Fragmented Future: Wounded Landscapes Imperil More than Biodiversity
Most folks realize that habitat fragmentation -- the chopping up of once-intact habitats into small 'islands' encircled by a hostile 'sea' of human-modified lands -- is an enormous peril to Earth's biodiversity.
But what many don't realize is that it's a growing danger to our climate as well.
Two new studies reveal that habitat fragmentation can cause tropical forests -- the most carbon-rich forests on the planet -- to lose a big chunk of their carbon. And that lost carbon goes straight into the atmosphere, increasing the impacts of harmful climate change.
Carbon collapse near forest edges
The first study, by Rebecca Chaplin-Kramer and colleagues, suggests that fragmented tropical forests are losing a remarkable 25 percent of their biomass (and hence their carbon) within the first 500 meters of their forest edges.
And this carbon loss extends even further into fragments, they conclude, with around 10 percent of all carbon being lost up to 1,500 meters from forest edges.
Their study was based on detailed analyses of satellite imagery from across the tropics. And if correct, these findings suggest that fragmented forests are a seriously big source of atmospheric carbon emissions.
Carbon loss in fragments
Why are fragmented forests losing so much carbon? In a word, a lot of trees are dying near forest edges, especially towering canopy trees that contain a great deal of carbon.
The first work to reveal these effects was led by ALERT's Bill and Susan Laurance and Thomas Lovejoy. Published nearly two decades ago, these studies showed that microclimatic stresses and elevated wind turbulence near the abrupt, artificial margins of Amazonian forest fragments were major tree killers.
At the time, these studies were considered so striking that they were published in the world's top scientific journals, Science and Nature.
Further disturbances are caused by edge-related forest fires. In the Amazon, for instance, many cattle ranchers burn their pastures each year to control weeds and produce a flush of green grass for their cattle. These pasture fires can penetrate hundreds or even thousands of meters into the interiors of nearby forest fragments, killing many trees and other plants.
The remote-sensing study by Chaplin-Kramer and colleagues generalizes these earlier findings, and suggests that they are occurring in many tropical forests around the world.
Ecological Ripple-Effects
The second study, by Carolina Bello and colleagues, is perhaps even more ecologically intriguing. It's well known that big animals such as primates, large fruit-eating birds, elephants, and other seed-dispersing animals disappear in forests that have been fragmented or heavily hunted.
These animals often find the limited universe of a forest fragment too small for survival, or vanish when killed off by hunters armed with rifles, snares, and other lethal technologies.

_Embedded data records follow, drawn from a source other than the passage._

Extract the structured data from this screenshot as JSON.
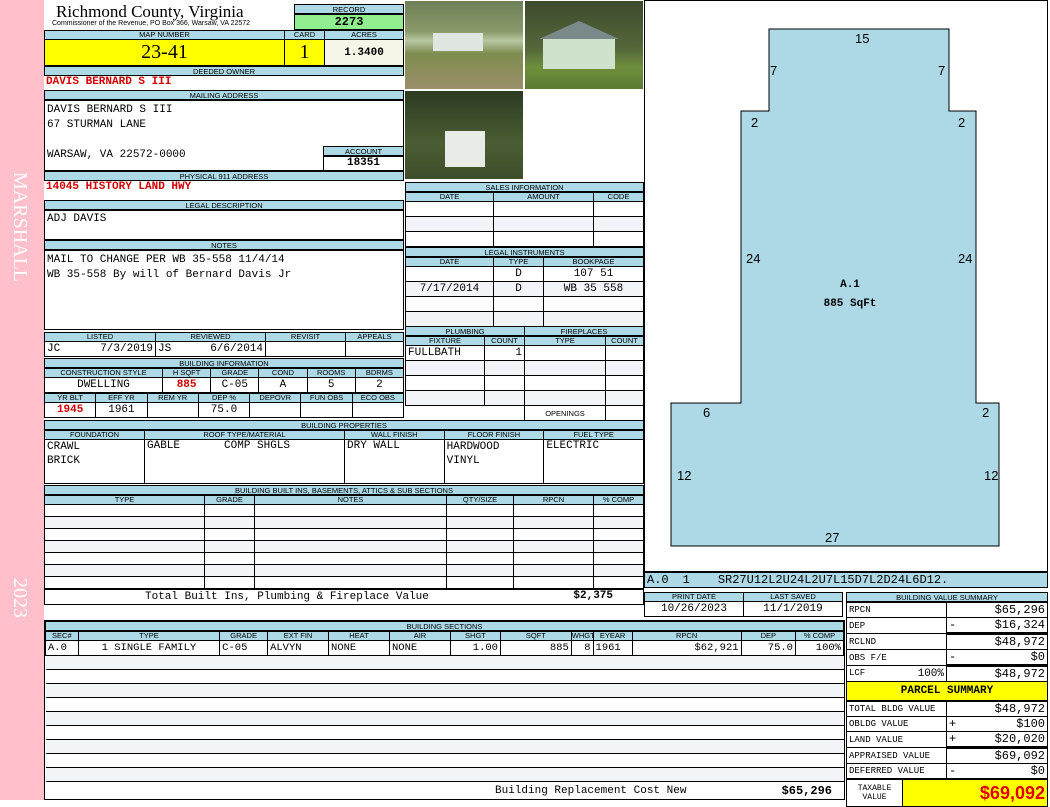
{
  "sidebar": {
    "name": "MARSHALL",
    "year": "2023"
  },
  "header": {
    "county": "Richmond County, Virginia",
    "subtitle": "Commissioner of the Revenue, PO Box 366, Warsaw, VA 22572",
    "record_label": "RECORD",
    "record": "2273"
  },
  "parcel": {
    "map_label": "MAP NUMBER",
    "map": "23-41",
    "card_label": "CARD",
    "card": "1",
    "acres_label": "ACRES",
    "acres": "1.3400"
  },
  "owner": {
    "label": "DEEDED OWNER",
    "value": "DAVIS BERNARD S III"
  },
  "mailing": {
    "label": "MAILING ADDRESS",
    "line1": "DAVIS BERNARD S III",
    "line2": "67 STURMAN LANE",
    "line3": "WARSAW, VA 22572-0000",
    "account_label": "ACCOUNT",
    "account": "18351"
  },
  "physical": {
    "label": "PHYSICAL 911 ADDRESS",
    "value": "14045 HISTORY LAND HWY"
  },
  "legal": {
    "label": "LEGAL DESCRIPTION",
    "value": "ADJ DAVIS"
  },
  "notes": {
    "label": "NOTES",
    "line1": "MAIL TO CHANGE PER WB 35-558 11/4/14",
    "line2": "WB 35-558 By will of Bernard Davis Jr"
  },
  "review": {
    "listed_label": "LISTED",
    "reviewed_label": "REVIEWED",
    "revisit_label": "REVISIT",
    "appeals_label": "APPEALS",
    "listed_by": "JC",
    "listed_date": "7/3/2019",
    "reviewed_by": "JS",
    "reviewed_date": "6/6/2014"
  },
  "bldg_info": {
    "label": "BUILDING INFORMATION",
    "h": [
      "CONSTRUCTION STYLE",
      "H SQFT",
      "GRADE",
      "COND",
      "ROOMS",
      "BDRMS"
    ],
    "v": [
      "DWELLING",
      "885",
      "C-05",
      "A",
      "5",
      "2"
    ],
    "h2": [
      "YR BLT",
      "EFF YR",
      "REM YR",
      "DEP %",
      "DEPOVR",
      "FUN OBS",
      "ECO OBS"
    ],
    "v2": [
      "1945",
      "1961",
      "",
      "75.0",
      "",
      "",
      ""
    ]
  },
  "bldg_props": {
    "label": "BUILDING PROPERTIES",
    "h": [
      "FOUNDATION",
      "ROOF TYPE/MATERIAL",
      "WALL FINISH",
      "FLOOR FINISH",
      "FUEL TYPE"
    ],
    "foundation1": "CRAWL",
    "foundation2": "BRICK",
    "roof1": "GABLE",
    "roof2": "COMP SHGLS",
    "wall": "DRY WALL",
    "floor1": "HARDWOOD",
    "floor2": "VINYL",
    "fuel": "ELECTRIC"
  },
  "builtins": {
    "label": "BUILDING BUILT INS, BASEMENTS, ATTICS & SUB SECTIONS",
    "h": [
      "TYPE",
      "GRADE",
      "NOTES",
      "QTY/SIZE",
      "RPCN",
      "% COMP"
    ],
    "total_label": "Total Built Ins, Plumbing & Fireplace Value",
    "total": "$2,375"
  },
  "sections": {
    "label": "BUILDING SECTIONS",
    "h": [
      "SEC#",
      "TYPE",
      "GRADE",
      "EXT FIN",
      "HEAT",
      "AIR",
      "SHGT",
      "SQFT",
      "WHGT",
      "EYEAR",
      "RPCN",
      "DEP",
      "% COMP"
    ],
    "row": [
      "A.0",
      "1 SINGLE FAMILY",
      "C-05",
      "ALVYN",
      "NONE",
      "NONE",
      "1.00",
      "885",
      "8",
      "1961",
      "$62,921",
      "75.0",
      "100%"
    ],
    "cost_label": "Building Replacement Cost New",
    "cost": "$65,296"
  },
  "sales": {
    "label": "SALES INFORMATION",
    "h": [
      "DATE",
      "AMOUNT",
      "CODE"
    ]
  },
  "instruments": {
    "label": "LEGAL INSTRUMENTS",
    "h": [
      "DATE",
      "TYPE",
      "BOOKPAGE"
    ],
    "rows": [
      [
        "",
        "D",
        "107 51"
      ],
      [
        "7/17/2014",
        "D",
        "WB 35 558"
      ]
    ]
  },
  "plumbing": {
    "label": "PLUMBING",
    "h": [
      "FIXTURE",
      "COUNT"
    ],
    "fixture": "FULLBATH",
    "count": "1"
  },
  "fireplaces": {
    "label": "FIREPLACES",
    "h": [
      "TYPE",
      "COUNT"
    ],
    "openings": "OPENINGS"
  },
  "sketch": {
    "area_label": "A.1",
    "area": "885 SqFt",
    "dims": [
      "15",
      "7",
      "7",
      "2",
      "2",
      "24",
      "24",
      "6",
      "2",
      "12",
      "12",
      "27"
    ],
    "code_sec": "A.0",
    "code_num": "1",
    "code": "SR27U12L2U24L2U7L15D7L2D24L6D12.",
    "fill": "#add8e6"
  },
  "dates": {
    "print_label": "PRINT DATE",
    "print": "10/26/2023",
    "saved_label": "LAST SAVED",
    "saved": "11/1/2019"
  },
  "value_summary": {
    "label": "BUILDING VALUE SUMMARY",
    "rpcn_l": "RPCN",
    "rpcn": "$65,296",
    "dep_l": "DEP",
    "dep": "$16,324",
    "rclnd_l": "RCLND",
    "rclnd": "$48,972",
    "obs_l": "OBS F/E",
    "obs": "$0",
    "lcf_l": "LCF",
    "lcf_pct": "100%",
    "lcf": "$48,972",
    "minus": "-"
  },
  "parcel_summary": {
    "label": "PARCEL SUMMARY",
    "total_l": "TOTAL BLDG VALUE",
    "total": "$48,972",
    "obldg_l": "OBLDG VALUE",
    "obldg": "$100",
    "land_l": "LAND VALUE",
    "land": "$20,020",
    "appr_l": "APPRAISED VALUE",
    "appr": "$69,092",
    "def_l": "DEFERRED VALUE",
    "def": "$0",
    "taxable_l1": "TAXABLE",
    "taxable_l2": "VALUE",
    "taxable": "$69,092",
    "plus": "+",
    "minus": "-"
  }
}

Many of these vulnerable animals are key dispersers for large-seeded trees. Without the animals, the big seeds just fall at the base of their parent trees, where they are killed by enemies such as voracious seed beetles or species-specific fungi thriving near the parent tree.
And large-seeded trees have big seeds for a very good reason: these seeds are designed to germinate and grow in the densely shaded conditions of the rainforest interior. The seedlings need the nutrients stored in those big seeds to germinate and survive -- sometimes waiting years for a treefall gap to appear nearby, at which point the seedling has enough light to start growing into a tall tree.
In terms of their carbon storage, such big-seeded trees have two key features. First, because they grow slowly they tend to have dense wood -- and that means they store a lot of carbon in their heavy tissues.
Second, these big-seeded species often grow into giant canopy or emergent trees, which again means they store a lot of carbon.
So, what happens if you kill off most of the animals that disperse big seeds? You get a forest that's progressively depleted of the towering, densely-wooded trees that make rainforests so carbon-rich.
Take-home messages
The bottom line: fragmentation and defaunation are really bad for tropical rainforests. They play havoc with their ecology and diminish their biodiversity in diverse and surprising ways.
And beyond this, by disrupting the capacity of rainforests to store a lot of carbon, habitat fragmentation worsens harmful climate change -- and that is really bad for us too.